Among the findings, according to the H.E.A.L press release:
“The rich get richer as highest cost hospitals attract a greater proportion of patients with commercial insurance, which have higher reimbursement rates than Medicare and Medicaid."
--“Patient migration for routine care from community hospitals to high cost Boston teaching hospitals increases total medical costs and contributes to higher premiums for all individuals and families with commercial insurance (non-Medicare nor Medicaid). Additionally, low-income patients, forced to travel greater distances to receive routine care are more likely to forgo treatment until conditions become acute and require more expensive interventions."

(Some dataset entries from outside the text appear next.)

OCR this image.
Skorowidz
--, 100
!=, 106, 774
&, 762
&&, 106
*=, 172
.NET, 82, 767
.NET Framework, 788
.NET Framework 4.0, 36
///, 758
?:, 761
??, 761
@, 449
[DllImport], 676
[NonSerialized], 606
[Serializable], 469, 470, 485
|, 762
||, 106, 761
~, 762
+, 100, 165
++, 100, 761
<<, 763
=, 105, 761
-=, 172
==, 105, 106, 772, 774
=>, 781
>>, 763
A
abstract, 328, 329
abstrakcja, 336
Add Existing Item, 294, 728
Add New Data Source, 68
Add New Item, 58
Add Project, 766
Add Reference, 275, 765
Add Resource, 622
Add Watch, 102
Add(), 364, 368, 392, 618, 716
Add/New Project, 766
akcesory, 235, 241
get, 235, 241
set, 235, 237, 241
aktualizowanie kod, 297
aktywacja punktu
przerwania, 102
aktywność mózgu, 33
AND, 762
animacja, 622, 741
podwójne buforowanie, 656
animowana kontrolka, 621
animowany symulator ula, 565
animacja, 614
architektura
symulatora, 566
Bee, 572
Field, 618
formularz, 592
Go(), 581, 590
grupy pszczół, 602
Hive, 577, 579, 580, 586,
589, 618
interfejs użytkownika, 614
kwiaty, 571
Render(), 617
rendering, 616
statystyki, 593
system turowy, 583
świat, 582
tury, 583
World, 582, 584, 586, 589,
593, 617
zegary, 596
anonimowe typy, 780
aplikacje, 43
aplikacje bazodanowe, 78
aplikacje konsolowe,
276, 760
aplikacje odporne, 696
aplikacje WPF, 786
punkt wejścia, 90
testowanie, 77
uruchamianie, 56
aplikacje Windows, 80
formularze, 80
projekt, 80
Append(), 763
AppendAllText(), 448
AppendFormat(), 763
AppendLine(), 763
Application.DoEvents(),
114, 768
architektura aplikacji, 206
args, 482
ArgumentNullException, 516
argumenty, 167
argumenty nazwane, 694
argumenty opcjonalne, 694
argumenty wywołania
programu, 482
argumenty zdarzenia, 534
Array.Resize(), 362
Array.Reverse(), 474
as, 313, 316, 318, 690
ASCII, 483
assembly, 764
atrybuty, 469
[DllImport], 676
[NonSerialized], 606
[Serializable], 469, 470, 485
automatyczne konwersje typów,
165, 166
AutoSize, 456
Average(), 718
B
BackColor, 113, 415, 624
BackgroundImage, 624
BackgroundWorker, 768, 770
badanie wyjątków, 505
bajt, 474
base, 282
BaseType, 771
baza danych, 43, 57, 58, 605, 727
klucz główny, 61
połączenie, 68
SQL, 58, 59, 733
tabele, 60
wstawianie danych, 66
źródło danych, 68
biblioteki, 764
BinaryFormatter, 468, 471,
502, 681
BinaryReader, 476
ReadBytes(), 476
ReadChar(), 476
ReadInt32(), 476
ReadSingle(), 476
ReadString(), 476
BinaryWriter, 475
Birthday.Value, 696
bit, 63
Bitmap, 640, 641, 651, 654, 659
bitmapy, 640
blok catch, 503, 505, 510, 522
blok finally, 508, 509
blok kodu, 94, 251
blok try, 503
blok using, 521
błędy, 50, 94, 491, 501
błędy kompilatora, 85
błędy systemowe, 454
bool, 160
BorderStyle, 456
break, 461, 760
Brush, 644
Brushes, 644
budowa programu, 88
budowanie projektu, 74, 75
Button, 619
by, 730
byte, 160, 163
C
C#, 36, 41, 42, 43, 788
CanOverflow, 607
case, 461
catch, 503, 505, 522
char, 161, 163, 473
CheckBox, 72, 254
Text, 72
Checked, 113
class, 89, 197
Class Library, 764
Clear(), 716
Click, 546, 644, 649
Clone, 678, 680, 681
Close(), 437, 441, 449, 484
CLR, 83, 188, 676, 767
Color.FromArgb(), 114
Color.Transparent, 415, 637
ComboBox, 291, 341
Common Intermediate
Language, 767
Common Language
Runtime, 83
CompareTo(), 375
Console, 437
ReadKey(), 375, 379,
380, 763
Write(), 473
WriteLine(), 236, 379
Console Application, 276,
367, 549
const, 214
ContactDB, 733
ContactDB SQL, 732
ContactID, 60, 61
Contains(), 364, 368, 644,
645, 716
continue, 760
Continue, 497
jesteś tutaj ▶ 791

--“The poor get poorer as community based hospitals are disadvantaged by a combination of large numbers of inadequately reimbursed Medicaid patients and lower commercial payment rates for their remaining commercially insured patients."
--“A tale of two households exists where middle-class and low-income communities are effectively subsidizing the healthcare of individuals who live in wealthier communities. Higher-income communities generate greater medical expenses per person than lower-income communities but these costs are spread across geographies in the form of higher premiums for everyone."
Among the recommendations:
"Reduce Disparities in Hospital Reimbursement — The Commonwealth’s cost growth benchmark should be adjusted to account for providers’ relative price differentials, requiring high cost providers to hold cost growth below the benchmark as a first step in addressing the wide variation in reimbursement."
"Consider Provider’s Payer Mix when Setting Medicaid and Commercial Insurance Reimbursement Rates - Health care providers that care for a high percentage of Medicaid patients should be compensated for Medicaid underpayment through higher Medicaid and/or commercial insurer reimbursement rates. "
"Implement a Medicaid Accountable Care Organization (ACO) – As the second largest payer in the state, the Commonwealth should use its $13 billion purchasing power to immediately implement a Medicaid ACO program, similar to the successful Medicare Pioneer ACO program, which rewards quality and cost containment."
"Encourage Insurance Companies to Design Products and Plans that Reward Members Utilizing Lower Cost Community Providers — Insurance companies should introduce products that reward employers and employees who choose to receive their care within cost effective provider networks with lower premiums."